L'Occident complètement à l'Ouest : comment Hong Kong est devenu le New York du XXIeme siècle<!-- --> | Atlantico.fr
Atlantico, c'est qui, c'est quoi ?
Newsletter
Décryptages
Pépites
Dossiers
Rendez-vous
Atlantico-Light
Vidéos
Podcasts
Economie
L'Occident complètement à l'Ouest : comment Hong Kong est devenu le New York du XXIeme siècle
©Bobby Yip / Reuters

Bonnes feuilles

L'année 2008 se révèle celle d'une rupture historique, dont nous n'avons pas encore saisi toute l'ampleur, illustrée par l'accélération du retour de la Chine face à l'Occident et l'avènement d'un nouveau monde multipolaire. Extrait de "Génération tonique", de David Baverez, publié chez Plon (1/2).

 David  Baverez

David Baverez

David Baverez est investisseur. Après quinze années partagées entre Londres et Boston, il vit depuis trois ans à Hong Kong.

Voir la bio »

Il est de bon ton aujourd’hui de souligner l’incompétence des responsables politiques français, mais nous avons vu que Hong Kong était loin de briller dans ce domaine. La différence pour un entrepreneur hongkongais vient de ce qu’il peut y financer ses projets, ce qui fait aujourd’hui cruellement défaut en Europe. La carence européenne en business angels est, certes, connue de longue date, mais la crise de 2008 se manifeste par la disparition de financements bancaires disponibles pour les entrepreneurs. Et ce malgré les publicités mensongères des principaux établissements. En Europe, entre 2008 et 2013, les prêts bancaires aux PME ont chuté de plus de 35 % ! La faute à l’insuffisance de recapitalisation du système bancaire européen, comparée à la situation américaine, et à l’extrême rerégulation du secteur.

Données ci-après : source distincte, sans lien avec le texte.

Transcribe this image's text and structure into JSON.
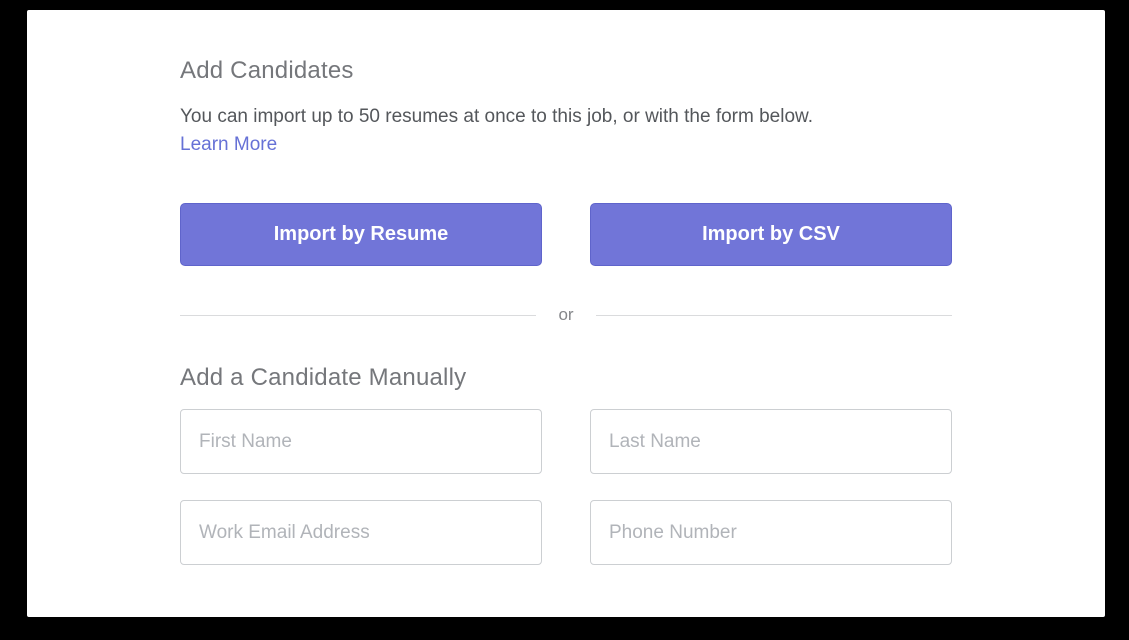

    Difficile de trouver contraste plus fort que celui entre l’industrie bancaire des années 2000, dont la dérégulation avait permis tous les excès, et celle des années 2010, où l’extrême rerégulation empêche toute prise de risques. La seule activité qui embauche dans les banques depuis 2008, et à tour de bras – à défaut de têtes ! –, est le département « compliance », gendarmes qui désormais imprègnent la culture de toute l’organisation.

    Même le très conservateur président du groupe HSBC, l’Écossais Douglas Flint, reconnaissait publiquement, lors de l’annonce de ses résultats annuels, que le fléau de la balance était passé d’un extrême à l’autre. Il faut dire que son établissement est contraint depuis plusieurs années par la justice américaine de défrayer à temps plein plusieurs centaines d’avocats américains extérieurs à la banque. Ils ont le droit de débarquer à tout moment dans n’importe quelle agence HSBC dans le monde pour jouer les Eliot Ness et vérifier que la banque agit bien en règle avec les standards d’éthique américains, qui, on le sait depuis l’affaire Madoff, sont la référence mondiale...

    J’ai pu moi-même constater les dégâts infligés aux vrais entrepreneurs lorsqu’une des sociétés françaises dans lesquelles j’ai investi lors de sa création s’est récemment lancée dans une opération de croissance externe très prometteuse. Sur un financement de plusieurs millions d’euros, la moitié a été apportée par les actionnaires, le quart par la Banque publique d’investissement, séduite à juste titre par la qualité du dossier et agissant en grand professionnel depuis que le spectre de Ségolène Royal s’en est éloigné.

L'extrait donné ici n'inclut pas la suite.